# R Data types 101, or What kind of data do I have?

How to identify and convert between different data types in R

Most of us are pretty familiar with data types in our daily lives — we can easily tell that things like 1, 2, 3, and 4 are numbers (in this case, integers). 15.7 is still a number, but has a decimal. We know that every single word I’m typing in this sentence is composed of characters, and we know that in math, “true” and “false” are the answers to logical statements.

Just as we do in our heads, R also categorizes our data into different classes. These categories are similar to the real-life ones I described above, but can be a little different in terms of syntax and things to watch out for in your code.

To work in R and perform data analyses, you’ll need to have a solid understanding of data types. In this tutorial, I’m going to introduce several different types of data, explain how to use and manipulate each of them, and show you how to check what type of data you have. Let’s dive in.

## Types of data

There are five main types of data in R that you’d come across as an ecologist. I’ll discuss all of them below except complex numbers, which are rarely used for data analysis in R.

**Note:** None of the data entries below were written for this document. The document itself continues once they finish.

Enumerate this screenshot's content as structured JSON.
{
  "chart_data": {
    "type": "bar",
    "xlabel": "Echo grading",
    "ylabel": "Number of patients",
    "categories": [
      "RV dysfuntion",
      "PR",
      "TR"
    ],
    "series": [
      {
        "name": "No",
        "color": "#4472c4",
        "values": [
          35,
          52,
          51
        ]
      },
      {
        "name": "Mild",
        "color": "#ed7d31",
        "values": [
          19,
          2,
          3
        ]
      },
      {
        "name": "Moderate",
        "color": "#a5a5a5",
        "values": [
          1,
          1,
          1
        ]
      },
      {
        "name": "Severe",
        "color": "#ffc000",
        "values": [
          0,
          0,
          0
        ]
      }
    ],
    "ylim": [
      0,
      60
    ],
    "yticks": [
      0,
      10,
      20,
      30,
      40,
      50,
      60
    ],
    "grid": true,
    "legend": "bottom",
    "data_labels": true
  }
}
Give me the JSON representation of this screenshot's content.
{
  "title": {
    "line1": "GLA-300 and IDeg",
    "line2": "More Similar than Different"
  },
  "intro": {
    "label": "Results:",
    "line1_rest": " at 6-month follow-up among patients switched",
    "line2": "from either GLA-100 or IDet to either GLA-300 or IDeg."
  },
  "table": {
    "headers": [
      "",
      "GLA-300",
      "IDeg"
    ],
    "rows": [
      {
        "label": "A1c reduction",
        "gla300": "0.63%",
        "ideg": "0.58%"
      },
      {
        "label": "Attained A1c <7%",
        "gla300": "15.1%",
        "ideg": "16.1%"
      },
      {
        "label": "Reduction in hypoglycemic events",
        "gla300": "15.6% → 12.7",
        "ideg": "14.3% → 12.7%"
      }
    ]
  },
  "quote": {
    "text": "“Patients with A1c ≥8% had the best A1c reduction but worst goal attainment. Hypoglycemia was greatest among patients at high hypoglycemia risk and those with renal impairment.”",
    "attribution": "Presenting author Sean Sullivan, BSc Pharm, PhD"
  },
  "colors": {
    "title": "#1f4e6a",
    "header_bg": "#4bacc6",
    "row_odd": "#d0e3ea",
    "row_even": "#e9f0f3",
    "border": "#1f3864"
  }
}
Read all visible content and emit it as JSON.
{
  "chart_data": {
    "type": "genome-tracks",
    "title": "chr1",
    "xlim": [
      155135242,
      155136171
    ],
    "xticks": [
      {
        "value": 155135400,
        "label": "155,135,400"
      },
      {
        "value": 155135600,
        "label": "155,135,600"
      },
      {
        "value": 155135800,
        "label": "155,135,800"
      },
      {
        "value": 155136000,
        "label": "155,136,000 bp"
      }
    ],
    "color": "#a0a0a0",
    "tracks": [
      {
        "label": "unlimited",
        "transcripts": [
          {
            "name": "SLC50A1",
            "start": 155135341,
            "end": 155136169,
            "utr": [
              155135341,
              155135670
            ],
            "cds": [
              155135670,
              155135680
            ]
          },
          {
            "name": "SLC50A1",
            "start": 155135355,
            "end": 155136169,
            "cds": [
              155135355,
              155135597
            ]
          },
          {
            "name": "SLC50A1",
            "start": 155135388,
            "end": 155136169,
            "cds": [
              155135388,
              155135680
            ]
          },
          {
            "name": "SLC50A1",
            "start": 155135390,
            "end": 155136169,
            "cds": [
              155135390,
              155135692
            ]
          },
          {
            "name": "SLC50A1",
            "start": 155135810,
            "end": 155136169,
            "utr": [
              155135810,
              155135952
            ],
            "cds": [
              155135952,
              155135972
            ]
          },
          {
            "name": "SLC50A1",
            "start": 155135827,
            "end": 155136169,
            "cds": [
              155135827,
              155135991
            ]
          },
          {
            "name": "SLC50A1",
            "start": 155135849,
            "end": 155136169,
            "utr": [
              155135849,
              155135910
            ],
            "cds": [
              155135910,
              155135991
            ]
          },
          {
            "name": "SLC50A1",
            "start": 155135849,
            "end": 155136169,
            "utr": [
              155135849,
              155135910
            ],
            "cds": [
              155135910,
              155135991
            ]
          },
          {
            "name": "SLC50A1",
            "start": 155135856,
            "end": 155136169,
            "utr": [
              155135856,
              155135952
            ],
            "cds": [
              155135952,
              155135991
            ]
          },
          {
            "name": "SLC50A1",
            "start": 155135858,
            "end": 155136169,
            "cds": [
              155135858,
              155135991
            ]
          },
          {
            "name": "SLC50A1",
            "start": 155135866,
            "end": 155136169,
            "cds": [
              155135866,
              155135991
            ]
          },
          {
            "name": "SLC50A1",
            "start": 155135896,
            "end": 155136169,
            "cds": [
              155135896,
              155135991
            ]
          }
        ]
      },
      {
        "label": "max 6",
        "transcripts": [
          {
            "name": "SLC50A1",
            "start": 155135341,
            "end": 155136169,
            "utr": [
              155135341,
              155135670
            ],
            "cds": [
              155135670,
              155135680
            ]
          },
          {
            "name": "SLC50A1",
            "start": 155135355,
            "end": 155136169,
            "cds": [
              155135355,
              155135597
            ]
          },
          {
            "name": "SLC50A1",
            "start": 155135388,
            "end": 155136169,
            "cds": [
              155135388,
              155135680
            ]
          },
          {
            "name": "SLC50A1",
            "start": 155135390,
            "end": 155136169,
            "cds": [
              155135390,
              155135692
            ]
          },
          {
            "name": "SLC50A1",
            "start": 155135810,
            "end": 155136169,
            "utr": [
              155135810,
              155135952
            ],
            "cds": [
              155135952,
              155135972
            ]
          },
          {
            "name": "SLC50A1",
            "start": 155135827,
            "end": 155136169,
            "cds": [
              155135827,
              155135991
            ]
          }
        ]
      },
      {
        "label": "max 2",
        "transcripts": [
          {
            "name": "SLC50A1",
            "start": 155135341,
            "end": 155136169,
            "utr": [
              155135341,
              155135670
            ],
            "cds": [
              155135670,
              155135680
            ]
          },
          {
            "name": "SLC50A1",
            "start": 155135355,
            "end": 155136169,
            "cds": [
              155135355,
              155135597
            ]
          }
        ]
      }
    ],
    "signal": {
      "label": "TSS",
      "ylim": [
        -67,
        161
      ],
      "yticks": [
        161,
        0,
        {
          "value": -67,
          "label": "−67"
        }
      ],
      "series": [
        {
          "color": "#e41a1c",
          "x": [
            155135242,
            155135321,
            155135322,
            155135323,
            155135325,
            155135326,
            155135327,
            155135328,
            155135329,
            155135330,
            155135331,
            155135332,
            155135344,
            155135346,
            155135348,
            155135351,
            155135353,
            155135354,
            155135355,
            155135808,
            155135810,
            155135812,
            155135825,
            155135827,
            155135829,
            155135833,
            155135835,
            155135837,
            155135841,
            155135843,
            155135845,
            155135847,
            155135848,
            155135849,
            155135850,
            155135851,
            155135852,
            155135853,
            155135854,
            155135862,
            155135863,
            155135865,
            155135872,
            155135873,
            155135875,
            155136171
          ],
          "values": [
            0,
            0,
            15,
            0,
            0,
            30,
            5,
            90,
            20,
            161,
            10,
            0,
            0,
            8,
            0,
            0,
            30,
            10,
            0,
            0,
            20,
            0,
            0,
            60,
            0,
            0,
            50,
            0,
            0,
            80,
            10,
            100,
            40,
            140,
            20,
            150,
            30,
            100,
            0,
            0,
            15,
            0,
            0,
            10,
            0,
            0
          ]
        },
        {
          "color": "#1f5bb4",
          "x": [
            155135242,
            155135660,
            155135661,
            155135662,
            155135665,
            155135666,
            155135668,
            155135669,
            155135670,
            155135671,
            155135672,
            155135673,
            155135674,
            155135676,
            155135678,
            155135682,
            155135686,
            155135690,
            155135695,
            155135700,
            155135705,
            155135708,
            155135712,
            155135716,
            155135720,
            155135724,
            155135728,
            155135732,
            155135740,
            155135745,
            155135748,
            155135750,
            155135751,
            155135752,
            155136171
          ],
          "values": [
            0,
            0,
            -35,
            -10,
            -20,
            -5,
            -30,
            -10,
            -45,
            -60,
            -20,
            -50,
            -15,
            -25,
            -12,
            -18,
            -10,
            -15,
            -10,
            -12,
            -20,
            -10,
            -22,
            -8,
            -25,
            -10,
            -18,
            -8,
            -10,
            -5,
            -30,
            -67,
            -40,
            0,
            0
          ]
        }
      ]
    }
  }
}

**Numeric**(`1.2, 5, 7, 3.14159`

)**Integer**(`1, 2, 3, 4, 5`

)**Complex**(`i + 4`

)**Logical**(`TRUE / FALSE`

)**Character**(`"a", "apple"`

)

I’m also going to discuss a sixth, related category that helps you work with categorical variables:

**Factor**

### Numeric

Numeric data types are pretty straightforward. These are just numbers, written as either integers or decimals. We can check if our vector is numeric by using the function `is.numeric()`

.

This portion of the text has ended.